Why do you think most people don't know about netdata and stick with the "status quo" of gathering data -> timeseries db -> manually creating dashboards & configure alerts?
Which useful feature does this tool have what htop does not have?
Let's say there is such a feature. Why did they not implement it in htop? Made a patch and offered it to upstream? This is why we have FOSS. To benefit from each other's work.
> Why did they not implement it in htop? Made a patch and offered it to upstream? This is why we have FOSS. To benefit from each other's work.
This is why so much open source software is crap and without any structure.
Htop is very different from proc on. Integrating proc on into Htop would make zero sense. Why would you suggest this would be a good idea without knowing what the software does?
Yeah, if you have a modern distribution, look elsewhere. For a "preview" release it's interesting that they're only targeting older distros - maybe they're focused on enterprise use.

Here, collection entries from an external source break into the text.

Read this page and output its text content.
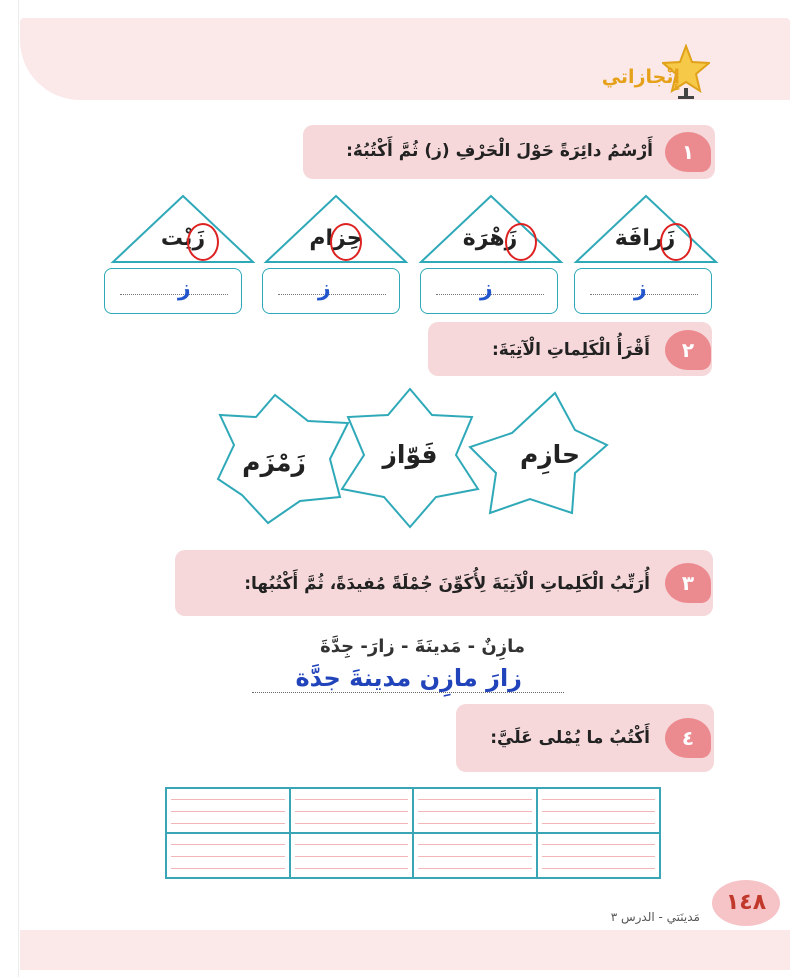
إِنْجازاتي
١
أَرْسُمُ دائِرَةً حَوْلَ الْحَرْفِ (ز) ثُمَّ أَكْتُبُهُ:
زَرافَة
زَهْرَة
حِزام
زَيْت
ز
ز
ز
ز
٢
أَقْرَأُ الْكَلِماتِ الْآتِيَةَ:
حازِم
فَوّاز
زَمْزَم
٣
أُرَتِّبُ الْكَلِماتِ الْآتِيَةَ لِأُكَوِّنَ جُمْلَةً مُفيدَةً، ثُمَّ أَكْتُبُها:
مازِنٌ - مَدينَةَ - زارَ- جِدَّةَ
زارَ مازِن مدينةَ جدَّة
٤
أَكْتُبُ ما يُمْلى عَلَيَّ:
١٤٨
مَدينَتي - الدرس ٣
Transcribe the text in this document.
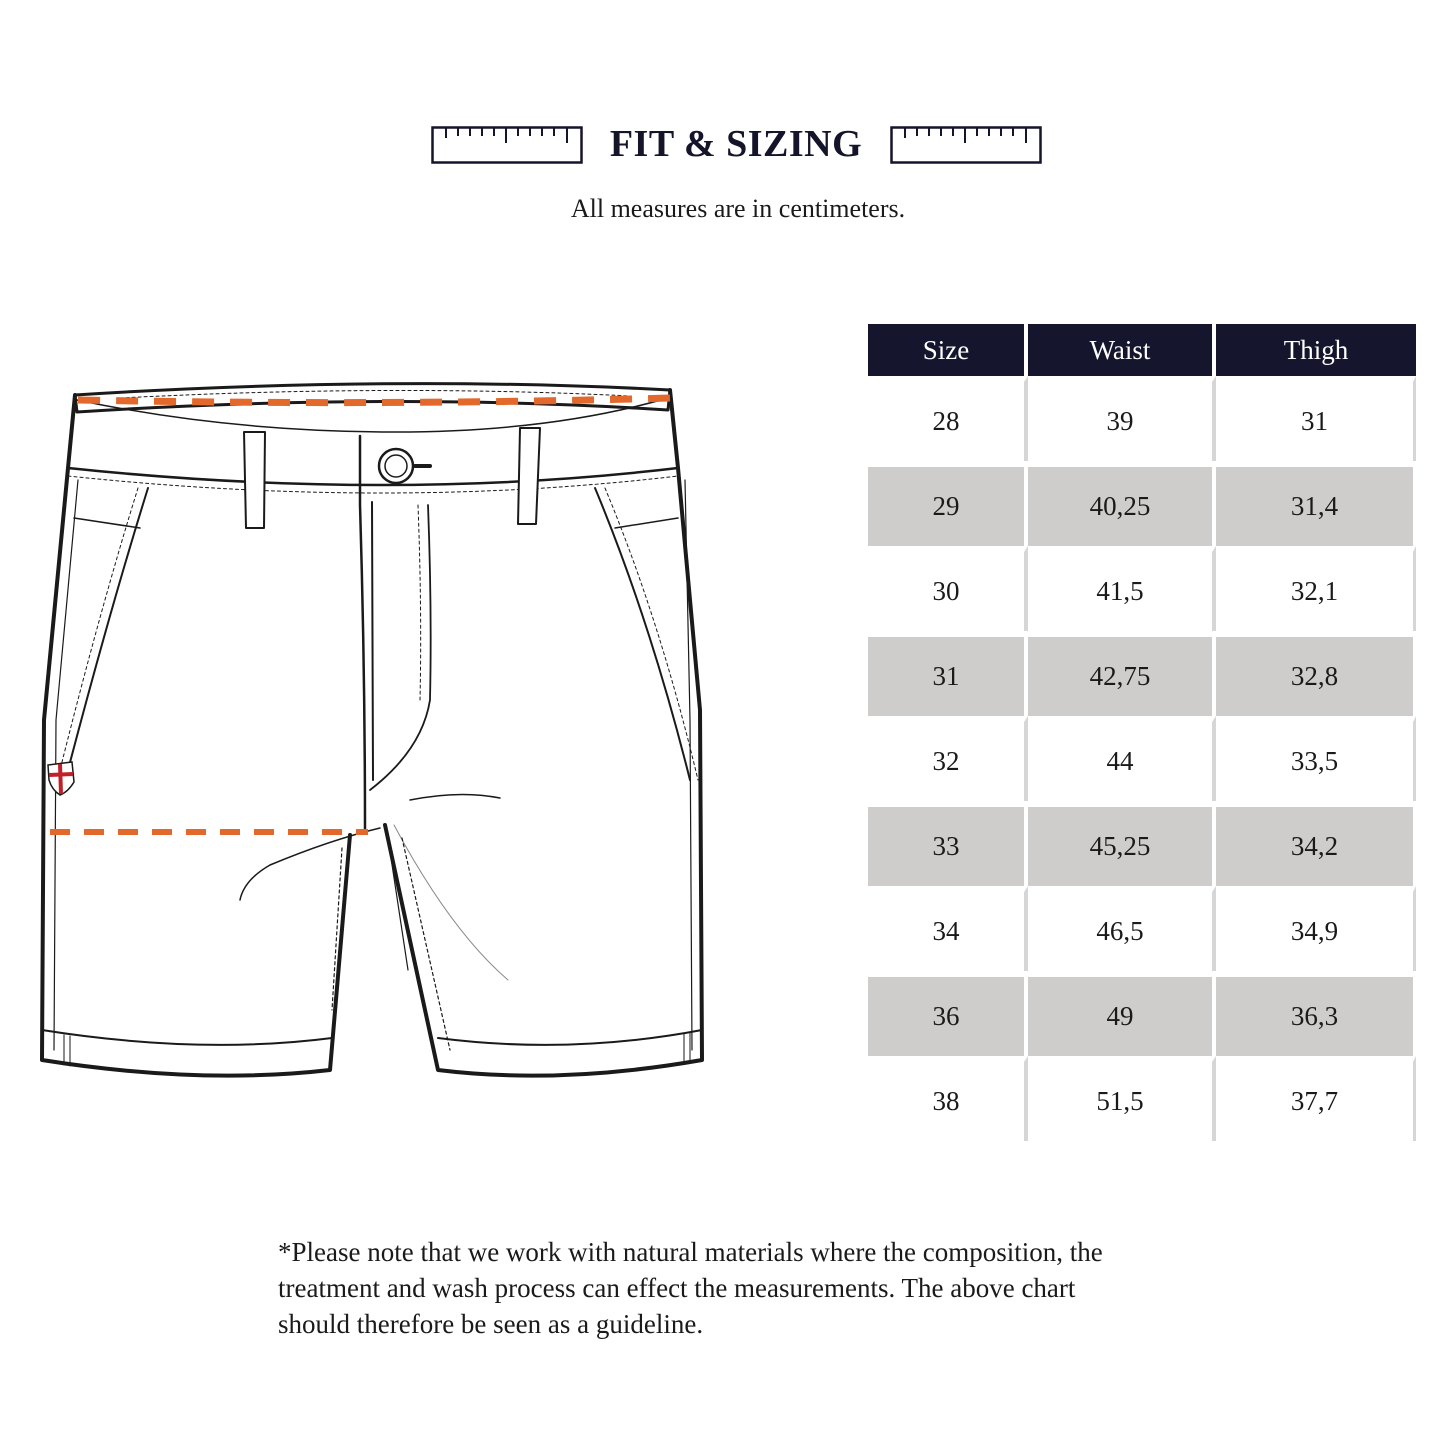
FIT & SIZING
All measures are in centimeters.
Size	Waist	Thigh
28	39	31
29	40,25	31,4
30	41,5	32,1
31	42,75	32,8
32	44	33,5
33	45,25	34,2
34	46,5	34,9
36	49	36,3
38	51,5	37,7
*Please note that we work with natural materials where the composition, the
treatment and wash process can effect the measurements. The above chart
should therefore be seen as a guideline.
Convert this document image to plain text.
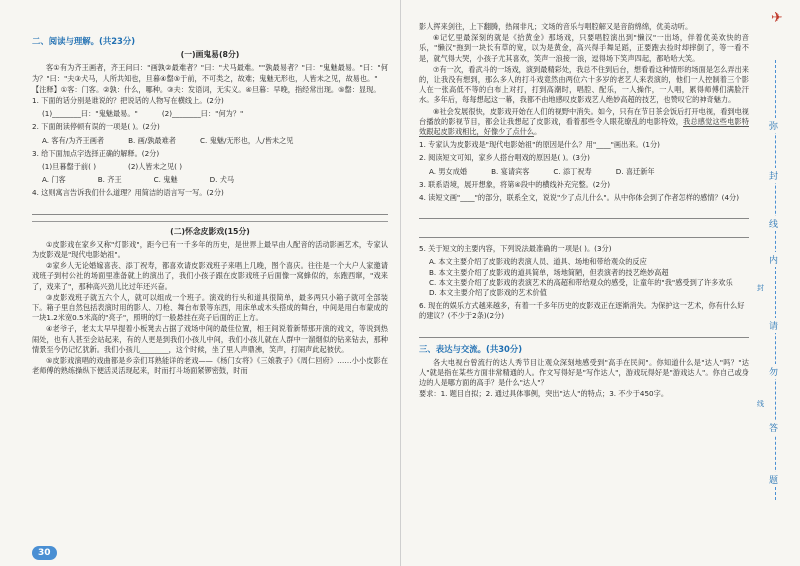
二、阅读与理解。(共23分)
(一)画鬼易(8分)

客①有为齐王画者，齐王问曰："画孰②最难者？"曰："犬马最难。""孰最易者？"曰："鬼魅最易。"曰："何为？"曰："夫③犬马，人所共知也，旦暮④罄⑤于前，不可类之，故难；鬼魅无形也，人皆未之见，故易也。"

【注释】①客：门客。②孰：什么，哪种。③夫：发语词，无实义。④旦暮：早晚，指经常出现。⑤罄：显现。

1. 下面的话分别是谁说的？把说话的人物写在横线上。(2分)
(1)________曰："鬼魅最易。"	(2)________曰："何为？"
2. 下面朗读停顿有误的一项是( )。(2分)
A. 客有/为齐王画者	B. 画/孰最难者	C. 鬼魅/无形也，人/皆未之见
3. 给下面加点字选择正确的解释。(2分)
(1)旦暮罄于前( )	(2)人皆未之见( )
A. 门客	B. 齐王	C. 鬼魅	D. 犬马
4. 这则寓言告诉我们什么道理？用简洁的语言写一写。(2分)
(二)怀念皮影戏(15分)

①皮影戏在家乡又称"灯影戏"，距今已有一千多年的历史，是世界上最早由人配音的活动影画艺术，专家认为皮影戏是"现代电影始祖"。

②家乡人无论婚嫁喜丧、添丁祝寿，都喜欢请皮影戏班子来唱上几晚，图个喜庆。往往是一个大户人家邀请戏班子到村公社的场面里准备就上的演出了，我们小孩子跟在皮影戏班子后面像一窝蜂似的，东跑西窜，"戏来了，戏来了"，那种高兴劲儿比过年还兴奋。

③皮影戏班子就五六个人，就可以组成一个班子。演戏的行头和道具很简单，最多两只小箱子就可全部装下。箱子里自然包括表演时用的影人、刀枪、舞台布景等东西，用床单或木头搭成的舞台，中间是用白布蒙成的一块1.2米宽0.5米高的"亮子"，照明的灯一般悬挂在亮子后面的正上方。

④老爷子，老太太早早提着小板凳去占据了戏场中间的最佳位置，相王间说着新帮那开演的戏文，等说到热闹处，也有人甚至会站起来，有的人更是到我们小孩儿中间，我们小孩儿就在人群中一溜烟似的钻来钻去，那种情景至今仍记忆犹新。我们小孩儿________，这个时候，坐了里人声鼎沸，笑声，打闹声此起彼伏。

⑤皮影戏演唱的戏曲都是乡亲们耳熟能详的老戏——《杨门女将》《三娘教子》《周仁回府》……小小皮影在老师傅的熟练操纵下便活灵活现起来，时而打斗场面紧锣密鼓，时而

30

影人挥来剑往，上下翻腾，热闹非凡；文场的音乐与唱腔解又是音韵绵绵，优美动听。

⑥记忆里最深刻的就是《拾黄金》那场戏，只要唱腔演出到"懒汉"一出场，伴着优美欢快的音乐，"懒汉"拖到一块长有草的宽，以为是黄金，高兴得手舞足蹈，正要跑去捡时却摔倒了，等一看不是，就气得大哭，小孩子尤其喜欢，笑声一浪接一浪，逗得场下笑声四起，都哈哈大笑。

⑦有一次，看武斗的一场戏，演到最精彩处，我总不住到后台，想看看这种情形的场面是怎么弄出来的，让我没有想到，那么多人的打斗戏竟然由两位六十多岁的老艺人来表演的，他们一人控制着三个影人在一张高低不等的白布上对打，打到高潮时，唱腔、配乐，一人操作，一人唱，累得师傅们满脸汗水。多年后，每每想起这一幕，我都不由地感叹皮影戏艺人绝妙高超的技艺，也赞叹它的神奇魅力。

⑧社会发展很快，皮影戏开始在人们的视野中消失。如今，只有在节日茶会饭后打开电视，看到电视台播放的影视节目，都会让我想起了皮影戏，看着那些令人眼花缭乱的电影特效，我总感觉这些电影特效跟起皮影戏相比，好像少了点什么。

1. 专家认为皮影戏是"现代电影始祖"的原因是什么？用"____"画出来。(1分)
2. 阅读短文可知，家乡人搭台唱戏的原因是( )。(3分)
A. 男女成婚	B. 宴请宾客	C. 添丁祝寿	D. 喜迁新年
3. 联系语境，展开想象，将第④段中的横线补充完整。(2分)
4. 读短文画"____"的部分，联系全文，说说"少了点儿什么"。从中你体会到了作者怎样的感情？(4分)
5. 关于短文的主要内容，下列说法最准确的一项是( )。(3分)
A. 本文主要介绍了皮影戏的表演人员、道具、场地和带给观众的反应
B. 本文主要介绍了皮影戏的道具简单，场地简陋，但表演者的技艺绝妙高超
C. 本文主要介绍了皮影戏的表演艺术的高超和带给观众的感受，让童年的"我"感受到了许多欢乐
D. 本文主要介绍了皮影戏的艺术价值
6. 现在的娱乐方式越来越多，有着一千多年历史的皮影戏正在逐渐消失。为保护这一艺术，你有什么好的建议？(不少于2条)(2分)
三、表达与交流。(共30分)

各大电视台曾流行的达人秀节目让观众深刻地感受到"高手在民间"。你知道什么是"达人"吗？"达人"就是指在某些方面非常精通的人。作文写得好是"写作达人"，游戏玩得好是"游戏达人"。你自己或身边的人是哪方面的高手？是什么"达人"？

要求：1. 题目自拟；2. 通过具体事例，突出"达人"的特点；3. 不少于450字。
✈
弥
封
线
内
请
勿
答
题
封
线
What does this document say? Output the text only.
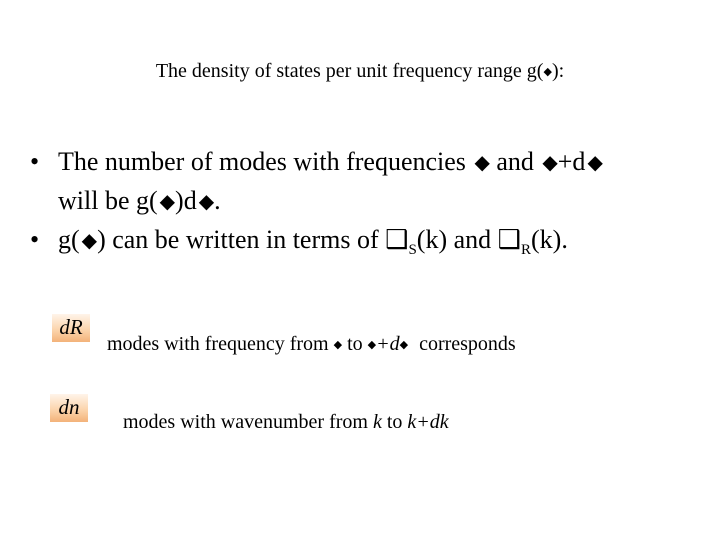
The density of states per unit frequency range g(◆):
• The number of modes with frequencies ◆ and ◆+d ◆
will be g( ◆)d ◆.
• g( ◆) can be written in terms of $❑_S(k)$ and $❑_R(k)$.
dR
modes with frequency from ◆ to ◆+d◆ corresponds
dn
modes with wavenumber from k to k+dk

While I see a lot of comparisons to htop, I wonder how this compares to sysdig? I’ve found sysdig to be an invaluable swiss army knife of debugging performance issues; the only difficult part is finding the right documentation among the cloud offering of the same name.
I've been looking at a few eBPF tracing implementations around GitHub recently to try and get my head round it, and this codebase has to be one of the best documented (if not best written) examples out there. Kudos.
Even though I don't use procmon on windows basically never. Sysinternals on linux could be useful especially with same gui as on windows. It would be great to see autoruns and tcpview on linux.
Seemingly because they download and build bcc as part of the build process. As to why they do that... probably because the three year old distro they're targeting has a three year old version of bcc.